Search code examples
amazon-ec2amazon-s3apache-sparkhadoop-yarnspark-streaming

Spark Streaming app streams files that have already been streamed


We have a spark streaming app deployed in a YARN ec2 cluster with 1 name node and 2 data nodes. We submit the app with 11 executors with 1 core and 588 MB of RAM each. The app streams from a directory in S3 which is constantly being written; this is the line of code that achieves that:

val ssc = new StreamingContext(sparkConf, Seconds(10))
val lines = ssc.fileStream[LongWritable, Text, TextInputFormat](Settings.S3RequestsHost , (f:Path)=> true, true )
//some maps and other logic here
ssc.start()
ssc.awaitTermination()

The purpose of using fileStream instead of textFileStream is to customize the way that spark handles existing files when the process starts.
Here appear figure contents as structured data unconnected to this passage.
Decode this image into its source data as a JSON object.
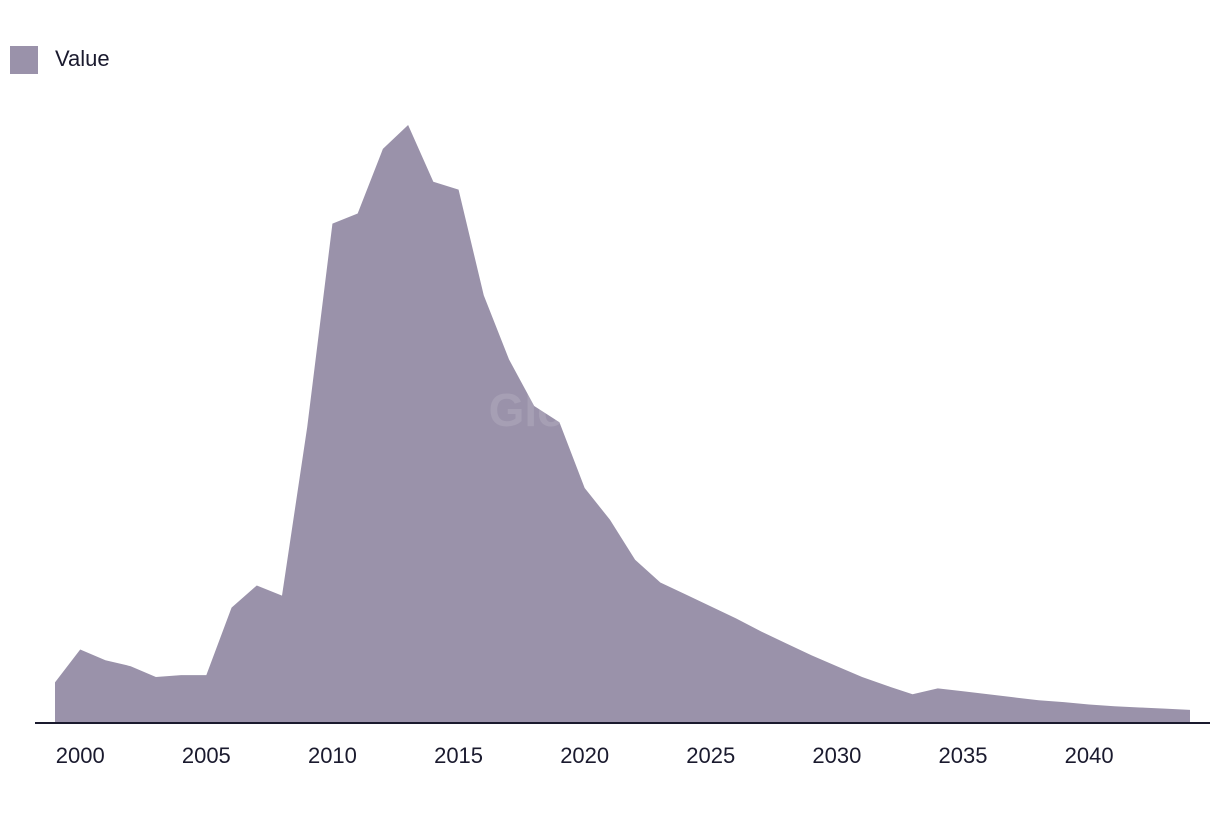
{
  "chart_data": {
    "type": "area",
    "title": "",
    "xlabel": "",
    "ylabel": "",
    "legend": {
      "position": "top-left",
      "entries": [
        "Value"
      ]
    },
    "grid": false,
    "y_axis_visible": false,
    "xlim": [
      1999,
      2044
    ],
    "ylim": [
      0,
      100
    ],
    "x_ticks": [
      2000,
      2005,
      2010,
      2015,
      2020,
      2025,
      2030,
      2035,
      2040
    ],
    "x": [
      1999,
      2000,
      2001,
      2002,
      2003,
      2004,
      2005,
      2006,
      2007,
      2008,
      2009,
      2010,
      2011,
      2012,
      2013,
      2014,
      2015,
      2016,
      2017,
      2018,
      2019,
      2020,
      2021,
      2022,
      2023,
      2024,
      2025,
      2026,
      2027,
      2028,
      2029,
      2030,
      2031,
      2032,
      2033,
      2034,
      2035,
      2036,
      2037,
      2038,
      2039,
      2040,
      2041,
      2042,
      2043,
      2044
    ],
    "series": [
      {
        "name": "Value",
        "color": "#9a92aa",
        "values": [
          6.8,
          12.3,
          10.5,
          9.5,
          7.7,
          8.0,
          8.0,
          19.3,
          23.0,
          21.3,
          49.5,
          83.5,
          85.2,
          96.0,
          100.0,
          90.5,
          89.2,
          71.5,
          60.8,
          53.0,
          50.3,
          39.3,
          34.0,
          27.3,
          23.5,
          21.5,
          19.5,
          17.5,
          15.3,
          13.3,
          11.3,
          9.5,
          7.7,
          6.2,
          4.8,
          5.8,
          5.3,
          4.8,
          4.3,
          3.8,
          3.5,
          3.1,
          2.8,
          2.6,
          2.4,
          2.2
        ]
      }
    ],
    "watermark": "GlobalData",
    "colors": {
      "area": "#9a92aa",
      "axis": "#1a1a2e",
      "text": "#1a1a2e"
    }
  }
}
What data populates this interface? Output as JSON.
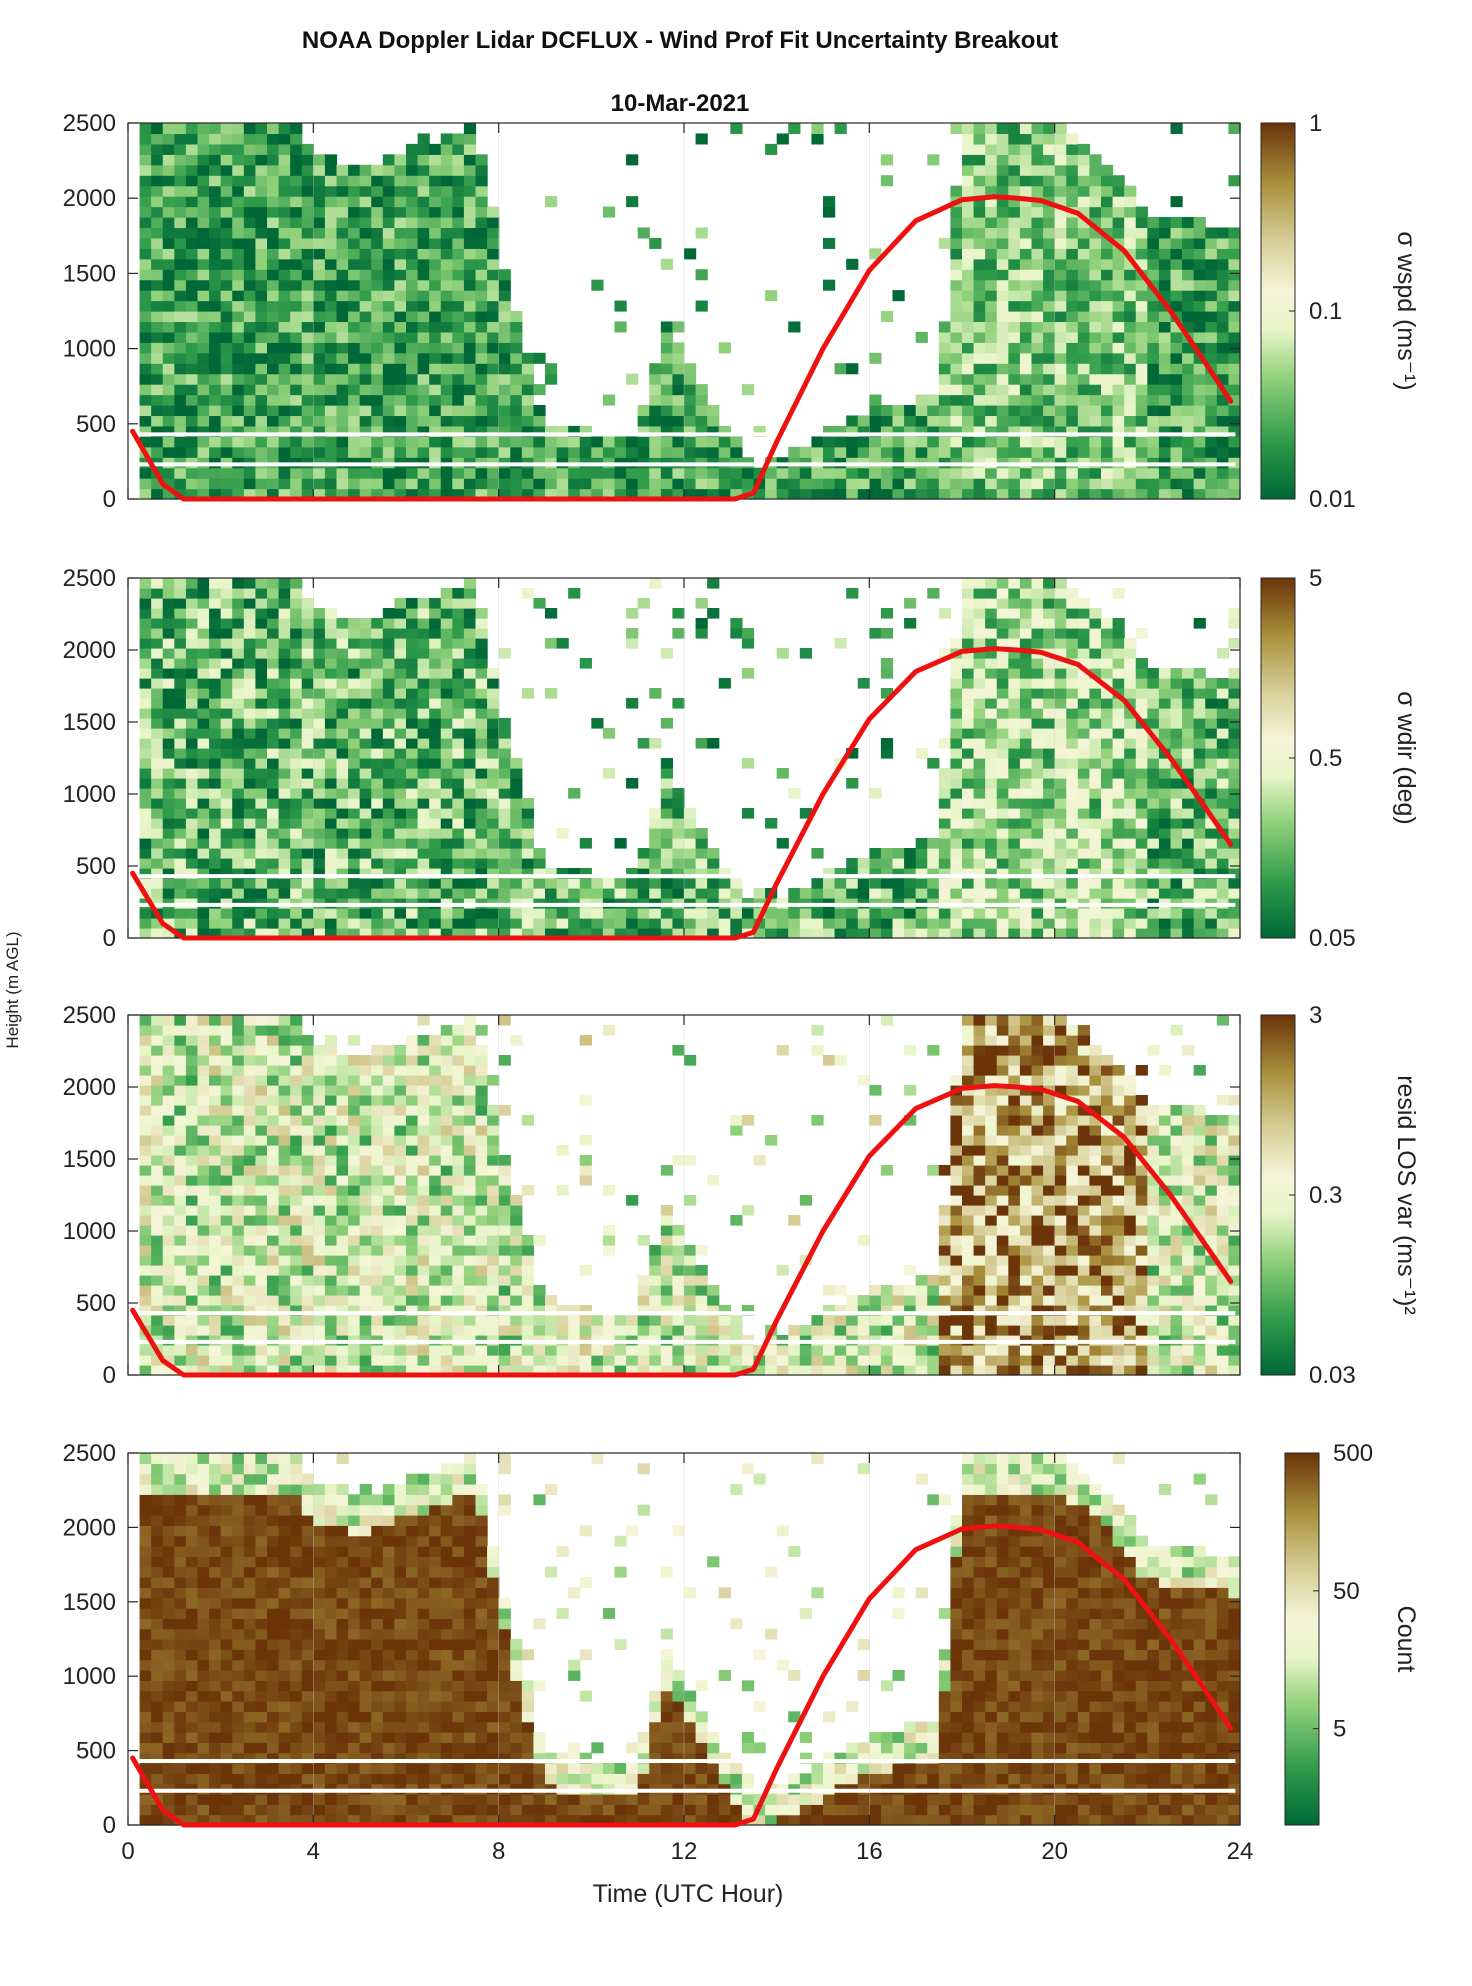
{
  "figure": {
    "title": "NOAA Doppler Lidar DCFLUX - Wind Prof Fit Uncertainty Breakout",
    "subtitle": "10-Mar-2021",
    "ylabel": "Height (m AGL)",
    "xlabel": "Time (UTC Hour)"
  },
  "colormap": {
    "low": "#006837",
    "mid": "#f5f5d8",
    "high": "#6b3409",
    "description_stops": [
      "#006837",
      "#2e9a4a",
      "#8fd07a",
      "#e8f5c8",
      "#f5f5d8",
      "#d8d09a",
      "#a8903c",
      "#6b3409"
    ]
  },
  "chart_data": [
    {
      "type": "heatmap",
      "name": "sigma-wspd",
      "colorbar_label": "σ wspd (ms⁻¹)",
      "clim": [
        0.01,
        1
      ],
      "log_scale": true,
      "colorbar_ticks": [
        "0.01",
        "0.1",
        "1"
      ],
      "xlim": [
        0,
        24
      ],
      "ylim": [
        0,
        2500
      ],
      "x_ticks": [
        "0",
        "4",
        "8",
        "12",
        "16",
        "20",
        "24"
      ],
      "y_ticks": [
        "0",
        "500",
        "1000",
        "1500",
        "2000",
        "2500"
      ],
      "grid": true,
      "base_fraction": 0.15,
      "spread": 0.2
    },
    {
      "type": "heatmap",
      "name": "sigma-wdir",
      "colorbar_label": "σ wdir (deg)",
      "clim": [
        0.05,
        5
      ],
      "log_scale": true,
      "colorbar_ticks": [
        "0.05",
        "0.5",
        "5"
      ],
      "xlim": [
        0,
        24
      ],
      "ylim": [
        0,
        2500
      ],
      "x_ticks": [
        "0",
        "4",
        "8",
        "12",
        "16",
        "20",
        "24"
      ],
      "y_ticks": [
        "0",
        "500",
        "1000",
        "1500",
        "2000",
        "2500"
      ],
      "grid": true,
      "base_fraction": 0.22,
      "spread": 0.25
    },
    {
      "type": "heatmap",
      "name": "resid-los-var",
      "colorbar_label": "resid LOS var (ms⁻¹)²",
      "clim": [
        0.03,
        3
      ],
      "log_scale": true,
      "colorbar_ticks": [
        "0.03",
        "0.3",
        "3"
      ],
      "xlim": [
        0,
        24
      ],
      "ylim": [
        0,
        2500
      ],
      "x_ticks": [
        "0",
        "4",
        "8",
        "12",
        "16",
        "20",
        "24"
      ],
      "y_ticks": [
        "0",
        "500",
        "1000",
        "1500",
        "2000",
        "2500"
      ],
      "grid": true,
      "base_fraction": 0.45,
      "spread": 0.3
    },
    {
      "type": "heatmap",
      "name": "count",
      "colorbar_label": "Count",
      "clim": [
        1,
        500
      ],
      "log_scale": true,
      "colorbar_ticks": [
        "5",
        "50",
        "500"
      ],
      "xlim": [
        0,
        24
      ],
      "ylim": [
        0,
        2500
      ],
      "x_ticks": [
        "0",
        "4",
        "8",
        "12",
        "16",
        "20",
        "24"
      ],
      "y_ticks": [
        "0",
        "500",
        "1000",
        "1500",
        "2000",
        "2500"
      ],
      "grid": true,
      "base_fraction": 0.97,
      "spread": 0.05
    }
  ],
  "data_coverage_top_m": {
    "hours": [
      0.2,
      2,
      3.6,
      4,
      5,
      7.5,
      8,
      8.5,
      9,
      10,
      11,
      11.6,
      12,
      13,
      13.5,
      16,
      17.5,
      18,
      19,
      20,
      21,
      22,
      23.9
    ],
    "heights": [
      2500,
      2500,
      2500,
      2300,
      2200,
      2500,
      1700,
      1100,
      500,
      450,
      450,
      1200,
      1000,
      450,
      200,
      600,
      700,
      2500,
      2500,
      2500,
      2300,
      1900,
      1800
    ]
  },
  "overlay_line": {
    "color": "#ee1111",
    "x": [
      0.1,
      0.75,
      1.2,
      13.1,
      13.5,
      14.0,
      15.0,
      16.0,
      17.0,
      18.0,
      18.7,
      19.2,
      19.7,
      20.5,
      21.5,
      22.5,
      23.2,
      23.8
    ],
    "y": [
      450,
      100,
      0,
      0,
      40,
      380,
      1000,
      1520,
      1850,
      1990,
      2010,
      2000,
      1985,
      1900,
      1650,
      1250,
      930,
      650
    ]
  },
  "white_lines_m": [
    430,
    230
  ]
}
We want to process just the new files that are added after the process launched and omit the existing ones. We configured a batch duration of 10 seconds.

The process goes fine while we add a small number of files to s3, let's say 4 or 5. We can see in the streaming UI how the stages are executed successfully in the executors, one for each file that is processed. But sometimes when we try to add a larger number of files, we face a strange behavior; the application starts streaming files that have already been streamed.
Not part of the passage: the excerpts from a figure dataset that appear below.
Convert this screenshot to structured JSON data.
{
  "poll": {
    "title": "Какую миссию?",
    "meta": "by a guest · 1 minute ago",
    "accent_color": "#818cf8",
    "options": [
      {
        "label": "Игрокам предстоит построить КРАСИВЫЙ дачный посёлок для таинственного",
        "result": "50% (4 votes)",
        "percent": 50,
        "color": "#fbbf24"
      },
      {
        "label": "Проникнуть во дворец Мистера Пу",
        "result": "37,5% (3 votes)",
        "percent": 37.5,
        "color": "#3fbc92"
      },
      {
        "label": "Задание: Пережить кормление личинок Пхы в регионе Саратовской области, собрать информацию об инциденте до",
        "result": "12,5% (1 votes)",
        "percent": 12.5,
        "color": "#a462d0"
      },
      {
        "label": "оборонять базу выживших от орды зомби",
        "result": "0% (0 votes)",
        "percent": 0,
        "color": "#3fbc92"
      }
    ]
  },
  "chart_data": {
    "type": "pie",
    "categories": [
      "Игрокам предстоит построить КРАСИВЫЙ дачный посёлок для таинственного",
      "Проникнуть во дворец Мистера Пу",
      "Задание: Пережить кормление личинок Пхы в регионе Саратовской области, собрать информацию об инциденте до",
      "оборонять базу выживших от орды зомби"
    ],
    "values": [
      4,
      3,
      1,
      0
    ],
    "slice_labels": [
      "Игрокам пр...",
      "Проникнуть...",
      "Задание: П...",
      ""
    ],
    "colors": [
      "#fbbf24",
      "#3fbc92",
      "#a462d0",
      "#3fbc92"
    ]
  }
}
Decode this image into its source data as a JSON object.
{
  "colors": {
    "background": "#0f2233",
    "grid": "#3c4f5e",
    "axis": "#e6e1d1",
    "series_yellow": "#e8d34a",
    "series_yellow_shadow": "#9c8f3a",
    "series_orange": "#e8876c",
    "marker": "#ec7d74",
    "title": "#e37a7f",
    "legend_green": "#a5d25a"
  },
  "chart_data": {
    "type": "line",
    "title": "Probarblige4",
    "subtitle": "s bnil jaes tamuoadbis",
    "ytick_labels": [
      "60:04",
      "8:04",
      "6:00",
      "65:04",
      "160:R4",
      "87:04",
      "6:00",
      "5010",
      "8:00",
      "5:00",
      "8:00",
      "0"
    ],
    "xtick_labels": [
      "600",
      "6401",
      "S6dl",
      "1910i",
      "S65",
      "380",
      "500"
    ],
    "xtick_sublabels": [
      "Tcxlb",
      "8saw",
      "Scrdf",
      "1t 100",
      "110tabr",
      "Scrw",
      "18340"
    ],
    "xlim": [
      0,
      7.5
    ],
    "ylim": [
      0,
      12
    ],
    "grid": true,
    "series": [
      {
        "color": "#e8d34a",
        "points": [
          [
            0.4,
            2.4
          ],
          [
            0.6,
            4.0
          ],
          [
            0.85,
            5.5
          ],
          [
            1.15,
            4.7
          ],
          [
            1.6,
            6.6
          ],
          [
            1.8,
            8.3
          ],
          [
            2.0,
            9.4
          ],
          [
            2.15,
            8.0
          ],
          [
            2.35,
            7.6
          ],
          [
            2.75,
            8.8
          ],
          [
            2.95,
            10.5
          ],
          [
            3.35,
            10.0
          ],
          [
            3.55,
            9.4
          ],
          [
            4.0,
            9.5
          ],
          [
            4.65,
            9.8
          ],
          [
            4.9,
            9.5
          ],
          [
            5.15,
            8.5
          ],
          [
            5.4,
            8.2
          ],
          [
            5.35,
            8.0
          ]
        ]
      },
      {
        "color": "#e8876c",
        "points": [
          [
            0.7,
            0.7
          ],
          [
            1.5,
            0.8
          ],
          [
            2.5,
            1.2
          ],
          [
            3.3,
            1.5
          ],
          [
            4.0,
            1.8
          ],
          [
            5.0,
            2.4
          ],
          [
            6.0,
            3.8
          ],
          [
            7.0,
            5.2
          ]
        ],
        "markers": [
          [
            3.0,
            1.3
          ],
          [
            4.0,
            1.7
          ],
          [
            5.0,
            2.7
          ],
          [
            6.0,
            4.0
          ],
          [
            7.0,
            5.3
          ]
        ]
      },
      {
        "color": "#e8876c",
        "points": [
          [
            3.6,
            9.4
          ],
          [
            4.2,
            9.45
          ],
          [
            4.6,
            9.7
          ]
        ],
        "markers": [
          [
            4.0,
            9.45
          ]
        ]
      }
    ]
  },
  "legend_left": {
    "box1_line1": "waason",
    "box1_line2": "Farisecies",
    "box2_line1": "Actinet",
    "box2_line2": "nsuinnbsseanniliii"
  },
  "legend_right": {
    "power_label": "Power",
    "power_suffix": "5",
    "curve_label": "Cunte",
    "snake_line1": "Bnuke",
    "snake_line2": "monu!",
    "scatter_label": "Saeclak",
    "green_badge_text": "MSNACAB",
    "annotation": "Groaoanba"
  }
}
For example, I add 20 files to s3. The files are processed in 3 batches. The first batch processes 7 files, the second 8 and the third 5. No more files are added to S3 at this point, but spark start repeating these phases endlessly with the same files! Any thoughts what can be causing this?
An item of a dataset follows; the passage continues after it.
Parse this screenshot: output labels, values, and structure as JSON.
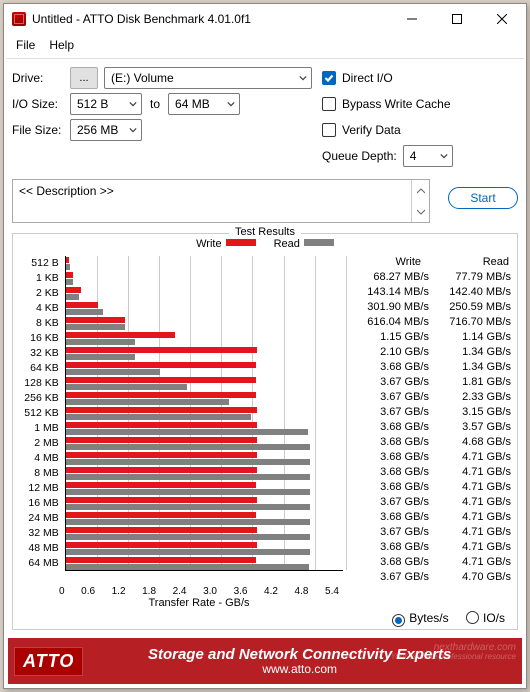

I've posted a Jira ticket for this issue: https://issues.apache.org/jira/browse/SPARK-3553


Solution

  • Note the sentence "The files must be created in the dataDirectory by atomically moving or renaming them into the data directory" from the Spark Streaming Programming Guide. The entire file must appear all at once, rather than creating the file empty and appending to it.

    One approach is to get cloudberry to put the files somewhere else, and then run a script periodically that either moves or renames the files into the directory you've attached your streaming app to.